Fracture propagation, proppant transport and parameter optimization of multi-well pad fracturing treatment

Abstract

This paper establishes a 3D multi-well pad fracturing numerical model coupled with fracture propagation and proppant migration based on the displacement discontinuity method and Eulerian-Eulerian frameworks, and the fracture propagation and proppant distribution during multi-well fracturing are investigated by taking the actual multi-well pad parameters as an example. Fracture initiation and propagation during multi-well pad fracturing are jointly affected by a variety of stress interference mechanisms such as inter-cluster, inter-stage, and inter-well, and the fracture extension is unbalanced among clusters, asymmetric on both wings, and dipping at heels. Due to the significant influence of fracture morphology and width on the migration capacity of proppant in the fracture, proppant is mainly placed in the area near the wellbore with large fracture width, while a high-concentration sandwash may easily occur in the area with narrow fracture width as a result of quick bridging. On the whole, the proppant placement range is limited. Increasing the well-spacing can reduce the stress interference of adjacent wells and promote the uniform distribution of fractures and proppant on both wings.
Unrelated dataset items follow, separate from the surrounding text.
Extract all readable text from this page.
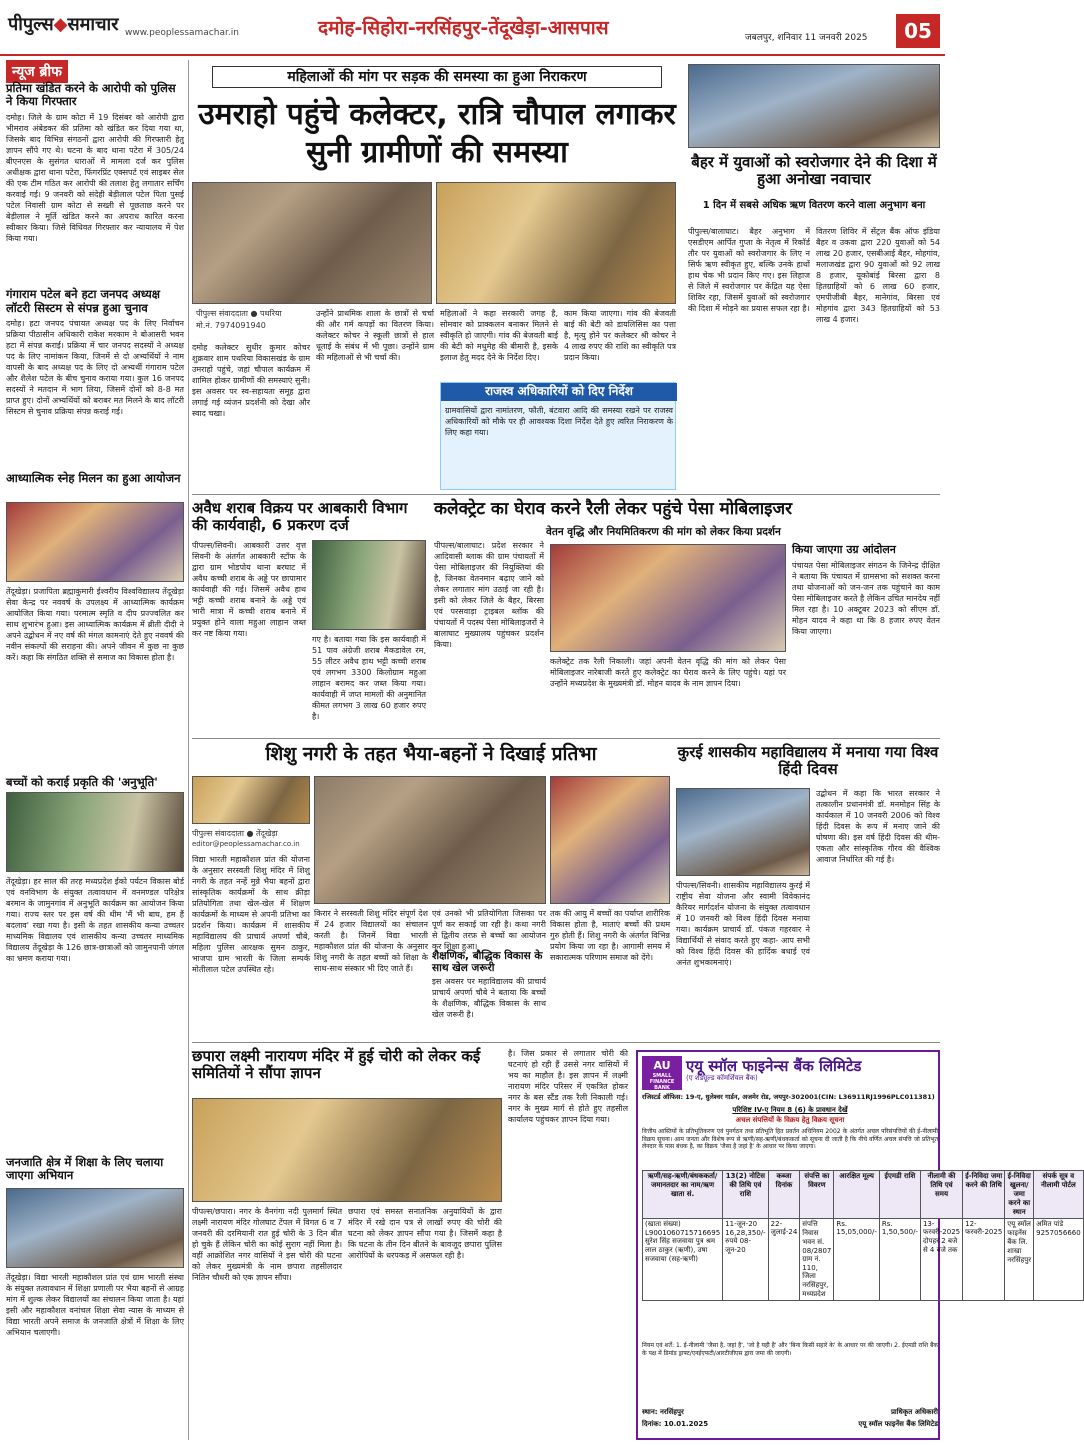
पीपुल्स◆समाचार www.peoplessamachar.in	दमोह-सिहोरा-नरसिंहपुर-तेंदूखेड़ा-आसपास	जबलपुर, शनिवार 11 जनवरी 2025	05
न्यूज ब्रीफ
प्रतिमा खंडित करने के आरोपी को पुलिस ने किया गिरफ्तार
दमोह। जिले के ग्राम कोटा में 19 दिसंबर को आरोपी द्वारा भीमराव अंबेडकर की प्रतिमा को खंडित कर दिया गया था, जिसके बाद विभिन्न संगठनों द्वारा आरोपी की गिरफ्तारी हेतु ज्ञापन सौंपे गए थे। घटना के बाद थाना पटेरा में 305/24 बीएनएस के सुसंगत धाराओं में मामला दर्ज कर पुलिस अधीक्षक द्वारा थाना पटेरा, फिंगरप्रिंट एक्सपर्ट एवं साइबर सेल की एक टीम गठित कर आरोपी की तलाश हेतु लगातार सर्चिंग करवाई गई। 9 जनवरी को संदेही बेड़ीलाल पटेल पिता पुसई पटेल निवासी ग्राम कोटा से सख्ती से पूछताछ करने पर बेड़ीलाल ने मूर्ति खंडित करने का अपराध कारित करना स्वीकार किया। जिसे विधिवत गिरफ्तार कर न्यायालय में पेश किया गया।
गंगाराम पटेल बने हटा जनपद अध्यक्ष
लॉटरी सिस्टम से संपन्न हुआ चुनाव
दमोह। हटा जनपद पंचायत अध्यक्ष पद के लिए निर्वाचन प्रक्रिया पीठासीन अधिकारी राकेश मरकाम ने बोआसरी भवन हटा में संपन्न कराई। प्रक्रिया में चार जनपद सदस्यों ने अध्यक्ष पद के लिए नामांकन किया, जिनमें से दो अभ्यर्थियों ने नाम वापसी के बाद अध्यक्ष पद के लिए दो अभ्यर्थी गंगाराम पटेल और शैलेश पटेल के बीच चुनाव कराया गया। कुल 16 जनपद सदस्यों ने मतदान में भाग लिया, जिसमें दोनों को 8-8 मत प्राप्त हुए। दोनों अभ्यर्थियों को बराबर मत मिलने के बाद लॉटरी सिस्टम से चुनाव प्रक्रिया संपन्न कराई गई।
आध्यात्मिक स्नेह मिलन का हुआ आयोजन
तेंदूखेड़ा। प्रजापिता ब्रह्माकुमारी ईश्वरीय विश्वविद्यालय तेंदूखेड़ा सेवा केन्द्र पर नववर्ष के उपलक्ष्य में आध्यात्मिक कार्यक्रम आयोजित किया गया। परमात्म स्मृति व दीप प्रज्ज्वलित कर साथ शुभारंभ हुआ। इस आध्यात्मिक कार्यक्रम में ब्रीती दीदी ने अपने उद्बोधन में नए वर्ष की मंगल कामनाएं देते हुए नववर्ष की नवीन संकल्पों की सराहना की। अपने जीवन में कुछ ना कुछ करें। कहा कि संगठित शक्ति से समाज का विकास होता है।
बच्चों को कराई प्रकृति की 'अनुभूति'
तेंदूखेड़ा। हर साल की तरह मध्यप्रदेश ईको पर्यटन विकास बोर्ड एवं वनविभाग के संयुक्त तत्वावधान में वनमण्डल परिक्षेत्र बरमान के जामुनगांव में अनुभूति कार्यक्रम का आयोजन किया गया। राज्य स्तर पर इस वर्ष की थीम 'मैं भी बाघ, हम हैं बदलाव' रखा गया है। इसी के तहत शासकीय कन्या उच्चतर माध्यमिक विद्यालय एवं शासकीय कन्या उच्चतर माध्यमिक विद्यालय तेंदूखेड़ा के 126 छात्र-छात्राओं को जामुनपानी जंगल का भ्रमण कराया गया।
जनजाति क्षेत्र में शिक्षा के लिए चलाया जाएगा अभियान
तेंदूखेड़ा। विद्या भारती महाकौशल प्रांत एवं ग्राम भारती संस्था के संयुक्त तत्वावधान में शिक्षा प्रणाली पर भैया बहनों से आग्रह मांग में शुल्क लेकर विद्यालयों का संचालन किया जाता है। यहां इसी और महाकौशल वनांचल शिक्षा सेवा न्यास के माध्यम से विद्या भारती अपने समाज के जनजाति क्षेत्रों में शिक्षा के लिए अभियान चलाएगी।
महिलाओं की मांग पर सड़क की समस्या का हुआ निराकरण
उमराहो पहुंचे कलेक्टर, रात्रि चौपाल लगाकर सुनी ग्रामीणों की समस्या
पीपुल्स संवाददाता ● पथरिया
मो.नं. 7974091940
दमोह कलेक्टर सुधीर कुमार कोचर शुक्रवार शाम पथरिया विकासखंड के ग्राम उमराहो पहुंचे, जहां चौपाल कार्यक्रम में शामिल होकर ग्रामीणों की समस्याएं सुनी। इस अवसर पर स्व-सहायता समूह द्वारा लगाई गई व्यंजन प्रदर्शनी को देखा और स्वाद चखा।
उन्होंने प्राथमिक शाला के छात्रों से चर्चा की और गर्म कपड़ों का वितरण किया। कलेक्टर कोचर ने स्कूली छात्रों से हाल धूताई के संबंध में भी पूछा। उन्होंने ग्राम की महिलाओं से भी चर्चा की।
महिलाओं ने कहा सरकारी जगह है, सोमवार को प्राक्कलन बनाकर मिलने से स्वीकृति हो जाएगी। गांव की बेजवती बाई की बेटी को मधुमेह की बीमारी है, इसके इलाज हेतु मदद देने के निर्देश दिए।
काम किया जाएगा। गांव की बेजवती बाई की बेटी को डायलिसिस का पत्ता है, मृत्यु होने पर कलेक्टर श्री कोचर ने 4 लाख रुपए की राशि का स्वीकृति पत्र प्रदान किया।
राजस्व अधिकारियों को दिए निर्देश
ग्रामवासियों द्वारा नामांतरण, फौती, बंटवारा आदि की समस्या रखने पर राजस्व अधिकारियों को मौके पर ही आवश्यक दिशा निर्देश देते हुए त्वरित निराकरण के लिए कहा गया।
बैहर में युवाओं को स्वरोजगार देने की दिशा में हुआ अनोखा नवाचार
1 दिन में सबसे अधिक ऋण वितरण करने वाला अनुभाग बना
पीपुल्स/बालाघाट। बैहर अनुभाग में एसडीएम आर्पित गुप्ता के नेतृत्व में रिकॉर्ड तौर पर युवाओं को स्वरोजगार के लिए न सिर्फ ऋण स्वीकृत हुए, बल्कि उनके हाथों हाथ चेक भी प्रदान किए गए। इस लिहाज से जिले में स्वरोजगार पर केंद्रित यह ऐसा शिविर रहा, जिसमें युवाओं को स्वरोजगार की दिशा में मोड़ने का प्रयास सफल रहा है।
वितरण शिविर में सेंट्रल बैंक ऑफ इंडिया बैहर व उकवा द्वारा 220 युवाओं को 54 लाख 20 हजार, एसबीआई बैहर, मोहगांव, मलाजखंड द्वारा 90 युवाओं को 92 लाख 8 हजार, यूकोबांई बिरसा द्वारा 8 हितग्राहियों को 6 लाख 60 हजार, एमपीजीबी बैहर, मानेगांव, बिरसा एवं मोहगांव द्वारा 343 हितग्राहियों को 53 लाख 4 हजार।
अवैध शराब विक्रय पर आबकारी विभाग की कार्यवाही, 6 प्रकरण दर्ज
पीपल्स/सिवनी। आबकारी उत्तर वृत्त सिवनी के अंतर्गत आबकारी स्टॉफ के द्वारा ग्राम भोडपोय थाना बरघाट में अवैध कच्ची शराब के अड्डे पर छापामार कार्यवाही की गई। जिसमें अवैध हाथ भट्टी कच्ची शराब बनाने के अड्डे एवं भारी मात्रा में कच्ची शराब बनाने में प्रयुक्त होने वाला महुआ लाहान जब्त कर नष्ट किया गया।
गए है। बताया गया कि इस कार्यवाही में 51 पाव अंग्रेजी शराब मैकडावेल रम, 55 लीटर अवैध हाथ भट्टी कच्ची शराब एवं लगभग 3300 किलोग्राम महुआ लाहान बरामद कर जब्त किया गया। कार्यवाही में जप्त मामलों की अनुमानित कीमत लगभग 3 लाख 60 हजार रुपए है।
कलेक्ट्रेट का घेराव करने रैली लेकर पहुंचे पेसा मोबिलाइजर
वेतन वृद्धि और नियमितिकरण की मांग को लेकर किया प्रदर्शन
पीपल्स/बालाघाट। प्रदेश सरकार ने आदिवासी ब्लाक की ग्राम पंचायतों में पेसा मोबिलाइजर की नियुक्तियां की है, जिनका वेतनमान बढ़ाए जाने को लेकर लगातार मांग उठाई जा रही है। इसी को लेकर जिले के बैहर, बिरसा एवं परसवाड़ा ट्राइबल ब्लॉक की पंचायतों में पदस्थ पेसा मोबिलाइजरों ने बालाघाट मुख्यालय पहुंचकर प्रदर्शन किया।
कलेक्ट्रेट तक रैली निकाली। जहां अपनी वेतन वृद्धि की मांग को लेकर पेसा मोबिलाइजर नारेबाजी करते हुए कलेक्ट्रेट का घेराव करने के लिए पहुंचे। यहां पर उन्होंने मध्यप्रदेश के मुख्यमंत्री डॉ. मोहन यादव के नाम ज्ञापन दिया।
किया जाएगा उग्र आंदोलन
पंचायत पेसा मोबिलाइजर संगठन के जिनेन्द्र दीक्षित ने बताया कि पंचायत में ग्रामसभा को सशक्त करना तथा योजनाओं को जन-जन तक पहुंचाने का काम पेसा मोबिलाइजर करते है लेकिन उचित मानदेय नहीं मिल रहा है। 10 अक्टूबर 2023 को सीएम डॉ. मोहन यादव ने कहा था कि 8 हजार रुपए वेतन किया जाएगा।
शिशु नगरी के तहत भैया-बहनों ने दिखाई प्रतिभा
पीपुल्स संवाददाता ● तेंदूखेड़ा
editor@peoplessamachar.co.in
विद्या भारती महाकौशल प्रांत की योजना के अनुसार सरस्वती शिशु मंदिर में शिशु नगरी के तहत नन्हें मुन्ने भैया बहनों द्वारा सांस्कृतिक कार्यक्रमों के साथ क्रीड़ा प्रतियोगिता तथा खेल-खेल में शिक्षण कार्यक्रमों के माध्यम से अपनी प्रतिभा का प्रदर्शन किया। कार्यक्रम में शासकीय महाविद्यालय की प्राचार्य अपर्णा चौबे, महिला पुलिस आरक्षक सुमन ठाकुर, भाजपा ग्राम भारती के जिला सम्पर्क मोतीलाल पटेल उपस्थित रहे।
किरार ने सरस्वती शिशु मंदिर संपूर्ण देश में 24 हजार विद्यालयों का संचालन करती है। जिनमें विद्या भारती महाकौशल प्रांत की योजना के अनुसार शिशु नगरी के तहत बच्चों को शिक्षा के साथ-साथ संस्कार भी दिए जाते हैं।
एवं उनको भी प्रतियोगिता जिसका पर पूर्ण कर सकाई जा रही है। कथा नगरी से द्वितीय तरफ़ से बच्चों का आयोजन कर शिक्षा हुआ।
शैक्षणिक, बौद्धिक विकास के साथ खेल जरूरी
इस अवसर पर महाविद्यालय की प्राचार्य प्राचार्य अपर्णा चौबे ने बताया कि बच्चों के शैक्षणिक, बौद्धिक विकास के साथ खेल जरूरी है।
तक की आयु में बच्चों का पर्याप्त शारीरिक विकास होता है, माताएं बच्चों की प्रथम गुरु होती हैं। शिशु नगरी के अंतर्गत विभिन्न प्रयोग किया जा रहा है। आगामी समय में सकारात्मक परिणाम समाज को देंगे।
कुरई शासकीय महाविद्यालय में मनाया गया विश्व हिंदी दिवस
पीपल्स/सिवनी। शासकीय महाविद्यालय कुरई में राष्ट्रीय सेवा योजना और स्वामी विवेकानंद कैरियर मार्गदर्शन योजना के संयुक्त तत्वावधान में 10 जनवरी को विश्व हिंदी दिवस मनाया गया। कार्यक्रम प्राचार्य डॉ. पंकज गहरवार ने विद्यार्थियों से संवाद करते हुए कहा- आप सभी को विश्व हिंदी दिवस की हार्दिक बधाई एवं अनंत शुभकामनाएं।
उद्बोधन में कहा कि भारत सरकार ने तत्कालीन प्रधानमंत्री डॉ. मनमोहन सिंह के कार्यकाल में 10 जनवरी 2006 को विश्व हिंदी दिवस के रूप में मनाए जाने की घोषणा की। इस वर्ष हिंदी दिवस की थीम-एकता और सांस्कृतिक गौरव की वैश्विक आवाज निर्धारित की गई है।
छपारा लक्ष्मी नारायण मंदिर में हुई चोरी को लेकर कई समितियों ने सौंपा ज्ञापन
पीपल्स/छपारा। नगर के वैनगंगा नदी पुलमार्ग स्थित लक्ष्मी नारायण मंदिर गोलघाट टेंपल में विगत 6 व 7 जनवरी की दरमियानी रात हुई चोरी के 3 दिन बीत हो चुके हैं लेकिन चोरी का कोई सुराग नहीं मिला है। वहीं आक्रोशित नगर वासियों ने इस चोरी की घटना को लेकर मुख्यमंत्री के नाम छपारा तहसीलदार नितिन चौधरी को एक ज्ञापन सौंपा।
छपारा एवं समस्त सनातनिक अनुयायियों के द्वारा मंदिर में रखे दान पत्र से लाखों रुपए की चोरी की घटना को लेकर ज्ञापन सौंपा गया है। जिसमें कहा है कि घटना के तीन दिन बीतने के बावजूद छपारा पुलिस आरोपियों के धरपकड़ में असफल रही है।
है। जिस प्रकार से लगातार चोरी की घटनाएं हो रही हैं उससे नगर वासियों में भय का माहौल है। इस ज्ञापन में लक्ष्मी नारायण मंदिर परिसर में एकत्रित होकर नगर के बस स्टैंड तक रैली निकाली गई। नगर के मुख्य मार्ग से होते हुए तहसील कार्यालय पहुंचकर ज्ञापन दिया गया।
AU
SMALL FINANCE BANK
एयू स्मॉल फाइनेन्स बैंक लिमिटेड
(ए शेड्यूल्ड कॉमर्शियल बैंक)
रजिस्टर्ड ऑफिस: 19-ए, धुलेश्वर गार्डन, अजमेर रोड, जयपुर-302001(CIN: L36911RJ1996PLC011381)
परिशिष्ट IV-ए नियम 8 (6) के प्रावधान देखें
अचल संपत्तियों के विक्रय हेतु विक्रय सूचना
वित्तीय आस्तियों के प्रतिभूतिकरण एवं पुनर्गठन तथा प्रतिभूति हित प्रवर्तन अधिनियम 2002 के अंतर्गत अचल परिसंपत्तियों की ई-नीलामी विक्रय सूचना। आम जनता और विशेष रूप से ऋणी/सह-ऋणी/बंधककर्ता को सूचना दी जाती है कि नीचे वर्णित अचल संपत्ति जो प्रतिभूत लेनदार के पास बंधक है, का विक्रय 'जैसा है जहां है' के आधार पर किया जाएगा।
ऋणी/सह-ऋणी/बंधककर्ता/जमानतदार का नाम/ऋण खाता सं.	13(2) नोटिस की तिथि एवं राशि	कब्जा दिनांक	संपत्ति का विवरण	आरक्षित मूल्य	ईएमडी राशि	नीलामी की तिथि एवं समय	ई-निविदा जमा करने की तिथि	ई-निविदा खुलना/जमा करने का स्थान	संपर्क सूत्र व नीलामी पोर्टल
(खाता संख्या) L9001060715716695 सुरेश सिंह सजवाया पुत्र श्रम लाल ठाकुर (ऋणी), उषा सजवाया (सह-ऋणी)	11-जून-20 16,28,350/- रुपये 08-जून-20	22-जुलाई-24	संपत्ति निवास भवन सं. 08/2807 ग्राम नं. 110, जिला नरसिंहपुर, मध्यप्रदेश	Rs. 15,05,000/-	Rs. 1,50,500/-	13-फरवरी-2025 दोपहर 2 बजे से 4 बजे तक	12-फरवरी-2025	एयू स्मॉल फाइनेंस बैंक लि. शाखा नरसिंहपुर	अमित पांडे 9257056660
नियम एवं शर्तें: 1. ई-नीलामी 'जैसा है, जहां है', 'जो है यही है' और 'बिना किसी सहारे के' के आधार पर की जाएगी। 2. ईएमडी राशि बैंक के पक्ष में डिमांड ड्राफ्ट/एनईएफटी/आरटीजीएस द्वारा जमा की जाएगी।
स्थान: नरसिंहपुर
दिनांक: 10.01.2025
प्राधिकृत अधिकारी
एयू स्मॉल फाइनेंस बैंक लिमिटेड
The maximum stimulated reservoir volume or multi-fracture uniform propagation can be achieved by optimizing the well spacing. Although reducing the perforation-cluster spacing also can improve the stimulated reservoir area, a too low cluster spacing is not conducive to effectively increasing the propped fracture area. Since increasing the stage time lag is beneficial to reduce inter-stage stress interference, zipper fracturing produces more uniform fracture propagation and proppant distribution.